Tuesday, August 31, 2010

Tuesday

Well, hmm. My fucking grill was stolen today. pisses me off because i had to get dinner instead of making food i already had here. If only the person knew who they were stealing from... don't mess with us girls!

Lots of thoughts are going on in my head lately. My parents bought the same book i did, and i just finished writing to them about what places talk about my own experiences. It will be interesting to see what thety will write back. I just hope they understand a bit more, what i was thinking as i grew up. I just hope that the way i did it, was the best way i could have told them. You try to not play the "what if" game, but nonetheless it is still there in the back of your mind. You can only do the best you can, and focus on the choices you already made.

I have noticed that my outlook on life is slowly switching. I feel like i am starting to become more positive on things. Is that because I am accepting who i am and slowly becoming me? Is it because my parents are learning more about me? Does my new diet help me focus better?
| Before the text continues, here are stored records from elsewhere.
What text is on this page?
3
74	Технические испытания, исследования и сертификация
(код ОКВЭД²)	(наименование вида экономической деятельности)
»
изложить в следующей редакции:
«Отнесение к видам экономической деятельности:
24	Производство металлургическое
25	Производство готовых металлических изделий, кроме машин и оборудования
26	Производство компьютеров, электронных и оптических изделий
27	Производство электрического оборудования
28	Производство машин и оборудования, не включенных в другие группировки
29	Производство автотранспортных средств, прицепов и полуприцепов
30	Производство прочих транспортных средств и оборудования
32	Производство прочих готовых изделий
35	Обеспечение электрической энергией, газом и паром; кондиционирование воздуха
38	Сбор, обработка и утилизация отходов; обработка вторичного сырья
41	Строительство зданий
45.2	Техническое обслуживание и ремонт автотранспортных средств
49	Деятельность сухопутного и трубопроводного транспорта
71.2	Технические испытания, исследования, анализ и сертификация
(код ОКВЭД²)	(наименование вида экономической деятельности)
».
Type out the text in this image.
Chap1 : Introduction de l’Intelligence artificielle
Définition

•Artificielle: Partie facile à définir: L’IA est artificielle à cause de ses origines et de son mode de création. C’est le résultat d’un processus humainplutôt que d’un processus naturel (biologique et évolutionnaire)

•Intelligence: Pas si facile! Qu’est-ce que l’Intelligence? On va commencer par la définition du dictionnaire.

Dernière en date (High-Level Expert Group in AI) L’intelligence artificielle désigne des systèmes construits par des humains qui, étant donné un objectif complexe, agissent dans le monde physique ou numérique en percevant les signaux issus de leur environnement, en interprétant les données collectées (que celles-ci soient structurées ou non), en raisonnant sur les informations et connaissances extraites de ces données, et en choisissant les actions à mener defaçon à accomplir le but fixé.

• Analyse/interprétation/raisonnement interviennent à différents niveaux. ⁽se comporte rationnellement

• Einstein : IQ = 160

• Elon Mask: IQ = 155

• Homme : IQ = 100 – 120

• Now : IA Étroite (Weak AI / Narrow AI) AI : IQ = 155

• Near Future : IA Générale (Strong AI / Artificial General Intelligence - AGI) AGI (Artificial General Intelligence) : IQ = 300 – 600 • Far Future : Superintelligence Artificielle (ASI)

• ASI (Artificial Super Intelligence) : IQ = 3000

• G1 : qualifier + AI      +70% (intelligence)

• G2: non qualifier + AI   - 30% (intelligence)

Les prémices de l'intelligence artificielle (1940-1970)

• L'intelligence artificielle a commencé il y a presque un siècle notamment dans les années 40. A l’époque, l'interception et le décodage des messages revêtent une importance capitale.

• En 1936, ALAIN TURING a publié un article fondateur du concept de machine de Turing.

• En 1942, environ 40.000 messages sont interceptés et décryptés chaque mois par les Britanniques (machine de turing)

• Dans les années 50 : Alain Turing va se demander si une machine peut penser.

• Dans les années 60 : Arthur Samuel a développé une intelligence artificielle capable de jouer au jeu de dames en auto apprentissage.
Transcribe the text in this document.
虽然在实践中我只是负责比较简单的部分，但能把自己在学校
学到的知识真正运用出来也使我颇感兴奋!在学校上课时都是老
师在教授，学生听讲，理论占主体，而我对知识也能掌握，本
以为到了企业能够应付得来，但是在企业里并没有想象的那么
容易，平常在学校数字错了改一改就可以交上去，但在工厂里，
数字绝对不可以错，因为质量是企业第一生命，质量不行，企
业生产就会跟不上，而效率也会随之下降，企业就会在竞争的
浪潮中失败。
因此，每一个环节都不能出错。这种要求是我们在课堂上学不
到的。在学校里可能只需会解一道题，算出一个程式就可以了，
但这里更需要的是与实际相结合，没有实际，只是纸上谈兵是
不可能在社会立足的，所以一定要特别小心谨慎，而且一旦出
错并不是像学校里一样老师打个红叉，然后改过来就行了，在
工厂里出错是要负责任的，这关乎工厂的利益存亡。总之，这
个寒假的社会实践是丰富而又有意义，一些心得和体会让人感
My body is starting to change as well. the fat on my forearms is starting to build up. My veins do not stick out as much. my breasts are also starting to grow. no bra is necessary yet but another 1/2" i'll need to do something so no one at work will tell. I don't care if anyone notices on weekends or when i'm not at work. Strange isn't it? All my life i was focused on just fitting into the surroundings around me that now i don't care if people notice the real me coming out.